その状況はローカル局でも同じだ。映画評論家で、この映画を応援している町山智浩氏はツイッターでこんな内情を暴露していた。
〈のんこと能年玲奈への旧事務所および音事協の放送メディアへの圧力は「彼女を出演させるな」につきるので『この世界の片隅に』という作品そのものはいくら取り上げてもかまわないのに、テレビが全然扱わないのは単なるビビリの自主規制ですね。〉
〈「タブーなき」といわれるMXですが、大川プロデューサーが『この世界の片隅に』ののんこと能年玲奈を番組に出そうとしたんですが旧事務所から抗議があって断念しました。テレビの片隅のMXくんだりまでマメに圧力ご苦労様です。〉
昨年12月5日に放送された『あさイチ』(NHK)では、「ヒット映画の秘密」という特集のなかで『この世界の片隅に』を大々的にピックアップ。のん本人の出演こそなかったものの、彼女の写真を映しつつアナウンサーが「自然な演技が評判です」と説明し、コーナー終わりには井ノ原快彦による「のんちゃんがいいんですよね、声がね。メチャクチャ良かった」との絶賛の声を放送していた。さらに21日の放送では、のん本人が実に2年ぶりとなるスタジオ生出演もはたした。
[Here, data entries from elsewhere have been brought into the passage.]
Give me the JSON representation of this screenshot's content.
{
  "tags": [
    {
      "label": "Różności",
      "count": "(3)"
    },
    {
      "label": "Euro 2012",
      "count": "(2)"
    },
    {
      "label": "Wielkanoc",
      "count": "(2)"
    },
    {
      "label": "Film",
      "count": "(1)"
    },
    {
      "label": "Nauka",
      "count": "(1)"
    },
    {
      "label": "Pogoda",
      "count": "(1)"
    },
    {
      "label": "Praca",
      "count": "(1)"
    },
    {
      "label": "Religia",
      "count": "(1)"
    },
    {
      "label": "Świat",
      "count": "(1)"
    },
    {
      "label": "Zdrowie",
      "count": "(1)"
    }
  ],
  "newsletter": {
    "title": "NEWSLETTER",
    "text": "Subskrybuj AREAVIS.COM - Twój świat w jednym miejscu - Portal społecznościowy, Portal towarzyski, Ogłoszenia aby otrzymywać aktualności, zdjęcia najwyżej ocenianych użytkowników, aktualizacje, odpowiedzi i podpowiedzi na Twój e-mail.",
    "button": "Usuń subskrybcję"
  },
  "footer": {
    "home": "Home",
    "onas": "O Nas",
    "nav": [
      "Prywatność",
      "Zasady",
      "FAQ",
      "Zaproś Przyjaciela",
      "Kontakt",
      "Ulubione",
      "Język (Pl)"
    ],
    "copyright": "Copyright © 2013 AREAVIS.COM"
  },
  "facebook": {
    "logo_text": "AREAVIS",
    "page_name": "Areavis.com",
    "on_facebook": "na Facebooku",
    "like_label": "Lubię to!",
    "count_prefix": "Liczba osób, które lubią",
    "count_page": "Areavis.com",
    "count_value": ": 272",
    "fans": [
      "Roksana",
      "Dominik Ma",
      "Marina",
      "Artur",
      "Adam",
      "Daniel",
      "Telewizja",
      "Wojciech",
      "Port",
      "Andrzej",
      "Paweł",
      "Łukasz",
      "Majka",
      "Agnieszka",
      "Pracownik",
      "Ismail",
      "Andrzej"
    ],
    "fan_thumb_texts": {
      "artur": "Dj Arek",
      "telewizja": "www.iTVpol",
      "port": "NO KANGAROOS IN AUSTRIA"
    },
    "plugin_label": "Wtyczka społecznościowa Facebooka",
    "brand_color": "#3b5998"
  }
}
こんな経緯もあったため、本人の出演はなくとも、資料映像ぐらいでは天野アキの姿が見られるかと思ったが、バーニングの影響力の強い紅白歌合戦の場では難しかったようだ。2016年はSMAP解散問題、能年独立問題など大手事務所によるテレビ局支配の理不尽があからさまになった1年だったが、紅白での能年排除はSMAP不在とともに、ある意味2016年の芸能界を象徴していたと言っていいだろう。
今年もこのような理不尽な圧力は続いてしまうのだろうか。しかし、『この世界の片隅に』は、興業収入8億円、観客動員も60万人を超えるヒットになっており、今月からは上映館数も大幅に増えることが予定されている。この才能で旧態依然とした芸能界の力学を突き崩してほしい。今年も本サイトは、のんを応援し続けるつもりだ。